As we inhabit the heads of several key characters — some kids who have it, some who don't, some who are about to get it — what unfolds isn't the expected battle to fight the plague, or bring heightened awareness to it , or even to treat it. What we become witness to instead is a fascinating and eerie portrait of the nature of high school alienation itself — the savagery, the cruelty, the relentless anxiety and ennui, the longing for escape.
And then the murders start.
As hypnotically beautiful as it is horrifying, Black Hole transcends its genre by deftly exploring a specific American cultural moment in flux and the kids who are caught in it- back when it wasn't exactly cool to be a hippie anymore, but Bowie was still just a little too weird.
To say nothing of sprouting horns and molting your skin...

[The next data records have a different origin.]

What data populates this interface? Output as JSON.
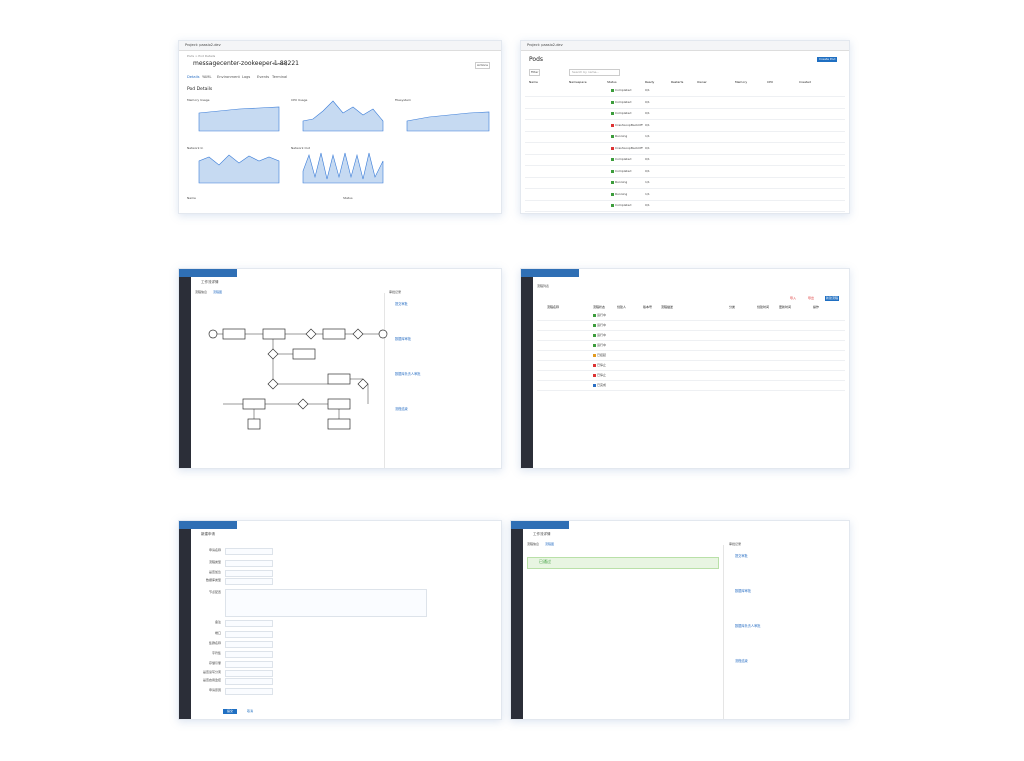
{
  "pod_details": {
    "project": "Project: paasio2-dev",
    "breadcrumb": "Pods > Pod Details",
    "title": "messagecenter-zookeeper-1-88221",
    "status": "Running",
    "actions": "Actions",
    "tabs": [
      "Details",
      "YAML",
      "Environment",
      "Logs",
      "Events",
      "Terminal"
    ],
    "section": "Pod Details",
    "charts": [
      "Memory Usage",
      "CPU Usage",
      "Filesystem",
      "Network In",
      "Network Out"
    ],
    "fields": [
      "Name",
      "Status"
    ]
  },
  "pods": {
    "project": "Project: paasio2-dev",
    "title": "Pods",
    "create": "Create Pod",
    "filter": "Filter",
    "search": "Search by name...",
    "headers": [
      "Name",
      "Namespace",
      "Status",
      "Ready",
      "Restarts",
      "Owner",
      "Memory",
      "CPU",
      "Created"
    ],
    "rows": [
      {
        "status": "Completed",
        "ready": "0/1"
      },
      {
        "status": "Completed",
        "ready": "0/1"
      },
      {
        "status": "Completed",
        "ready": "0/1"
      },
      {
        "status": "CrashLoopBackOff",
        "ready": "0/1"
      },
      {
        "status": "Running",
        "ready": "1/1"
      },
      {
        "status": "CrashLoopBackOff",
        "ready": "0/1"
      },
      {
        "status": "Completed",
        "ready": "0/1"
      },
      {
        "status": "Completed",
        "ready": "0/1"
      },
      {
        "status": "Running",
        "ready": "1/1"
      },
      {
        "status": "Running",
        "ready": "1/1"
      },
      {
        "status": "Completed",
        "ready": "0/1"
      }
    ]
  },
  "workflow": {
    "title": "工作流详情",
    "tabs": [
      "流程信息",
      "流程图"
    ],
    "records_title": "审批记录",
    "records": [
      "提交审批",
      "数据库审批",
      "数据库负责人审批",
      "流程结束"
    ]
  },
  "workflow_list": {
    "title": "流程列表",
    "buttons": [
      "导入",
      "导出",
      "新建流程"
    ],
    "headers": [
      "流程名称",
      "流程状态",
      "创建人",
      "版本号",
      "流程描述",
      "分类",
      "创建时间",
      "更新时间",
      "操作"
    ],
    "rows": [
      {
        "status": "运行中"
      },
      {
        "status": "运行中"
      },
      {
        "status": "运行中"
      },
      {
        "status": "运行中"
      },
      {
        "status": "已挂起"
      },
      {
        "status": "已停止"
      },
      {
        "status": "已停止"
      },
      {
        "status": "已完成"
      }
    ]
  },
  "form": {
    "title": "新建申请",
    "labels": [
      "申请名称",
      "流程类型",
      "是否加急",
      "数据库类型",
      "节点配置",
      "备注",
      "端口",
      "集群名称",
      "字符集",
      "存储引擎",
      "是否读写分离",
      "是否启用监控",
      "申请原因"
    ],
    "submit": "提交",
    "cancel": "取消"
  },
  "workflow_detail": {
    "title": "工作流详情",
    "tabs": [
      "流程信息",
      "流程图"
    ],
    "banner": "已通过",
    "records_title": "审批记录",
    "records": [
      "提交审批",
      "数据库审批",
      "数据库负责人审批",
      "流程结束"
    ]
  }
}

CHARLES BURNS grew up in Seattle in the 1970s. His work rose to prominence in Art Spiegelman’s Raw magazine in the mid-1980s and took off from there, in an extraordinary range of comics and projects, from Iggy Pop album covers to the latest ad campaign for Altoids. In 1992 he designed the set for Mark Morris’s delightful restaging of The Nutcracker (renamed The Hard Nut) at BAM. He’s illustrated covers for Time, The New Yorker, and The New York Times Magazine. He was also tapped as the official cover artist for The Believer magazine at its inception in 2003. Burns lives in Philadelphia with his wife and two daughters.